30.09.2010 News, Services, Tax

Small Business Jobs Act of 2010

On September 27, 2010 the President signed into law the Small Business Jobs Act of 2010. The act includes a few new incentives for both individuals and small businesses. We have outlined some of the more interesting provisions below:

Health Insurance Costs deductible in computing Self-employment Tax – Under prior law, health insurance premiums paid on behalf of a self-employed person and their family was deductible as an above-the-line deduction in computing taxable income, but was not allowed as a deduction against the self-employment tax. Under the new law, Individuals may now deduct the cost of health insurance premiums for themselves, their spouse, and their dependents up to age 26 as a trade or business expense for purposes of computing both income tax and the self-employment tax. There are still certain restrictions, such as the prohibition of the deduction for any month the taxpayer is eligible to participate in a subsidized health plan maintained by their spouse’s employer, and the limitation of the deduction to earned income for the year.

Section 179 Expense Limits Increased – Under the new law, Section 179 expense amounts for new assets placed in service for tax years beginning in 2010 or 2011 is increased to $500,000 for total property placed in service up to $2,000,000, and is phased out dollar for dollar for property placed in service beyond the $2,000,000 limitation. This is a substantial increase over the prior limit of $250,000. California still limits Section 179 expense to $25,000.

Section 179 Expense for “Qualified Real Property” – Under the new law, there is now allowed an expense of up to $250,000 under Section 179 for “Qualified Real Property”. This new definition encompasses improvements such as qualified leasehold improvements, qualified restaurant property, and qualified retail improvement property.
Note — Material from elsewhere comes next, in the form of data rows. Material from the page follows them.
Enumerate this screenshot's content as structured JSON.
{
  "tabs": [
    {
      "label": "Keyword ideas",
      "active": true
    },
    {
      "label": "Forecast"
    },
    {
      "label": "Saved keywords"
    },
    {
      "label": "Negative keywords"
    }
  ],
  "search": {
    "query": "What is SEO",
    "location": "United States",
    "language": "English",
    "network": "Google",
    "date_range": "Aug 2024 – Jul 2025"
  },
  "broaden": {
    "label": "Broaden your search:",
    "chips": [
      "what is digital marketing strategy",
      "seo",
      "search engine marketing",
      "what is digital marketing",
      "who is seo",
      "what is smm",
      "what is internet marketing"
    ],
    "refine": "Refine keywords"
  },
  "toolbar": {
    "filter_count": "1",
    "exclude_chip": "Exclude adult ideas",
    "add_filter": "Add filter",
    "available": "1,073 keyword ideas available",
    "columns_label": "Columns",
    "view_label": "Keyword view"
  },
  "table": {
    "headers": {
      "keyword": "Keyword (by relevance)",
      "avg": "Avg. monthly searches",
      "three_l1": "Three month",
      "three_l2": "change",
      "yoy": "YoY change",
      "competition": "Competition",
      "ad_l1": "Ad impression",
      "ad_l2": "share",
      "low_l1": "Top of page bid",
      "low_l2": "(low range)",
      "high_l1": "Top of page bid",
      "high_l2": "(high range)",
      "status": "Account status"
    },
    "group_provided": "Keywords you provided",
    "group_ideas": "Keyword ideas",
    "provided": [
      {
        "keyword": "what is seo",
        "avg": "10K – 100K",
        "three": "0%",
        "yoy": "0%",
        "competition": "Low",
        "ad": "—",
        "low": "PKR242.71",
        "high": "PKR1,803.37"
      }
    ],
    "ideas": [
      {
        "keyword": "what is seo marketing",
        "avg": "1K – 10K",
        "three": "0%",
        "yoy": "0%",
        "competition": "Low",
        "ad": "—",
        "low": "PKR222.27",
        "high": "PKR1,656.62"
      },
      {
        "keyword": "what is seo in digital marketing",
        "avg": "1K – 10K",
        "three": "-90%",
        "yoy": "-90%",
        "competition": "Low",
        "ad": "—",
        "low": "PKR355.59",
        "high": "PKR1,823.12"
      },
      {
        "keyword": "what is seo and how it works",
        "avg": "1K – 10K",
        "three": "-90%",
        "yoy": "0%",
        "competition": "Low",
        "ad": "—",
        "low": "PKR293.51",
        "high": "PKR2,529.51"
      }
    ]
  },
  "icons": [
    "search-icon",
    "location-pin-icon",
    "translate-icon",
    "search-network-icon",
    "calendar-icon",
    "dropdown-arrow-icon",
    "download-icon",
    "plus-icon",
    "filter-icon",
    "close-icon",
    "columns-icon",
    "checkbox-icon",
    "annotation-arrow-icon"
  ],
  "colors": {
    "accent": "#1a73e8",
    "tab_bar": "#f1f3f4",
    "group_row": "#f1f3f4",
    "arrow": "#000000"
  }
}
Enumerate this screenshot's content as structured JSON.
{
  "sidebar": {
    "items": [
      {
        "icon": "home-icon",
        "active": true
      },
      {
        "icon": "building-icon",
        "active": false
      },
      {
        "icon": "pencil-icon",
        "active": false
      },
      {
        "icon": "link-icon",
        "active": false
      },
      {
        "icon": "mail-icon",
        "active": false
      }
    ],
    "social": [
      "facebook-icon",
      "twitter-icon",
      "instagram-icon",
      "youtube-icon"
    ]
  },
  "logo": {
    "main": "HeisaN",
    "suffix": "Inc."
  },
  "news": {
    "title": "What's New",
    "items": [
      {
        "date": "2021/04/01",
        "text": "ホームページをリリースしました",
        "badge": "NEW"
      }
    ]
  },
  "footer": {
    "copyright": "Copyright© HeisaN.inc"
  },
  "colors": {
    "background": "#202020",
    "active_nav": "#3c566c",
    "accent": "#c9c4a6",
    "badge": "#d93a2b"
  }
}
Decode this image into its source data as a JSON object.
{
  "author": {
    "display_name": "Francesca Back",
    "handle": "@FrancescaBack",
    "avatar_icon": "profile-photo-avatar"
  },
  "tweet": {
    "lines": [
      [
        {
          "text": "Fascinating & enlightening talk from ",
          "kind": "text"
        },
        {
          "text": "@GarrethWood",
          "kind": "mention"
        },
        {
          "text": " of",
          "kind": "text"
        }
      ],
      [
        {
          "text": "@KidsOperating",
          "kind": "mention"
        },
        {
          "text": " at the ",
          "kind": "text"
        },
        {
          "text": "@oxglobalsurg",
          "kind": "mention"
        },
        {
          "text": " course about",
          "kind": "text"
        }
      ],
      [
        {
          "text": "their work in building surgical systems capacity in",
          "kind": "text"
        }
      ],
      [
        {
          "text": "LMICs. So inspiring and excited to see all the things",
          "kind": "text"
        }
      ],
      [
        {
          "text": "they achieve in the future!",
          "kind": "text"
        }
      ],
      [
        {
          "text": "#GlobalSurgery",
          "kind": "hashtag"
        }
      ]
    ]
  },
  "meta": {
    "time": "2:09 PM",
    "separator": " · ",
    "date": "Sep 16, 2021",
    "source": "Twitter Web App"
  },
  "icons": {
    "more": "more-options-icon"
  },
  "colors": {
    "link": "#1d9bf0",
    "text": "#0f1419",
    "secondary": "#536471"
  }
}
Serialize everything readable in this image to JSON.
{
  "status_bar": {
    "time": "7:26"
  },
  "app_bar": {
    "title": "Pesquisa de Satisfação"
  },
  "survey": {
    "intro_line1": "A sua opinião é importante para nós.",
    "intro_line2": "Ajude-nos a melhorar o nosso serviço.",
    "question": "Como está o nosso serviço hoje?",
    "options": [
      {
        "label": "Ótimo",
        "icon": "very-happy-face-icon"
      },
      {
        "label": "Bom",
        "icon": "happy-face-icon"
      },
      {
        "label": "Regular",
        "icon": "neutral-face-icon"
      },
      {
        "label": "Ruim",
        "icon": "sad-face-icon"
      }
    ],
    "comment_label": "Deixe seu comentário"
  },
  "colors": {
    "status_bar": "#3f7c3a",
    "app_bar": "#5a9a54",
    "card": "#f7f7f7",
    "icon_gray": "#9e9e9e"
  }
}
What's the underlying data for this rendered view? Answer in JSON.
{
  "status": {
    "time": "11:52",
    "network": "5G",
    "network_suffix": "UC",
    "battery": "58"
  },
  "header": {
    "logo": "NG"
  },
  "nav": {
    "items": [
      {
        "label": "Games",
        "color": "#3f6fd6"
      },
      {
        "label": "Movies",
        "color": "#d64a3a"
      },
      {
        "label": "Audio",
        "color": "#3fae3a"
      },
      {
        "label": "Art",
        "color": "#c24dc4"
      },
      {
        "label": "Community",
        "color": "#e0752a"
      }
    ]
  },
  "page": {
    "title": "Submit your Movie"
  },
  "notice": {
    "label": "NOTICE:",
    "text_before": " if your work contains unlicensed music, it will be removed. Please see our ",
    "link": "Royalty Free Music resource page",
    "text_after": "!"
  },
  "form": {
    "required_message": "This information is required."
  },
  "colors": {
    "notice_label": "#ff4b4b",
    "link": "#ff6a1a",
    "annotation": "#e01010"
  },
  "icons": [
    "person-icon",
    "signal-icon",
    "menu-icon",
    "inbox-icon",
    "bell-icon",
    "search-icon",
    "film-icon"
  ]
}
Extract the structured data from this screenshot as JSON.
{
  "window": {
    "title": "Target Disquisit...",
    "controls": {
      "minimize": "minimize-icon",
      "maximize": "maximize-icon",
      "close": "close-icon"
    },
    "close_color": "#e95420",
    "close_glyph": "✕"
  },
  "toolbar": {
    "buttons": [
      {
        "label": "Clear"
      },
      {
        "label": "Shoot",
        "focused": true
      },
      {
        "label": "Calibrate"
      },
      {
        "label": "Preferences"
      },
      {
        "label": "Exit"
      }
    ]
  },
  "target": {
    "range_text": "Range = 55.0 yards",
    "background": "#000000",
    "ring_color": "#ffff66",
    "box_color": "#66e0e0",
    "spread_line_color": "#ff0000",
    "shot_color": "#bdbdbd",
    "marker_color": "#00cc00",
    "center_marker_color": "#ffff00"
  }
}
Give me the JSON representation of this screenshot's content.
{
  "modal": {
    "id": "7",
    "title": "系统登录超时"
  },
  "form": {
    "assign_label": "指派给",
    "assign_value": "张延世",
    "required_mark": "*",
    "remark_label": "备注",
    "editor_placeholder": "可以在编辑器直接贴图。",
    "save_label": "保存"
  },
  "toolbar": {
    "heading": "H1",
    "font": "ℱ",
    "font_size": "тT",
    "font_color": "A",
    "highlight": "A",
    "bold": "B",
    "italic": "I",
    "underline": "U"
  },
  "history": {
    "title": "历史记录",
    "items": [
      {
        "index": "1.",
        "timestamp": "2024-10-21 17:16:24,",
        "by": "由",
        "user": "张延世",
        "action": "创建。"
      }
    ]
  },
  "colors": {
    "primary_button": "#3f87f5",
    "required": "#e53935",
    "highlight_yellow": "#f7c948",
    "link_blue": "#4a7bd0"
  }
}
These items are now eligible for Section 179 expense, up to $250,000 in 2010. The $500,000 and $2,000,000 limitations discussed above still apply.

50% Bonus Depreciation Extended – The special 50% bonus depreciation allowance has been extended through 2010, so any new property placed in service by December 31, 2010 will qualify for bonus depreciation.

Roth conversion provisions extended to elective deferral plans – The new law allows 401(k), 403(b), and governmental 457(b) plans to permit participants to roll over their pre-tax account balances into a designated Roth account. Amounts rolled over or “converted” will still be taxed as ordinary income and subject to the current rules (including deferral of tax until 2011 and 2012) as a normal Roth IRA conversion is. Under prior law these rollovers were only allowed from an elective deferral plan into a Roth IRA; you were not allowed to keep your money under the same plan. Plans will need to be amended to ensure this provision is allowable under the plan documents, so we strongly recommend you consult with your pension advisor or consultant to ensure your documents are up to date.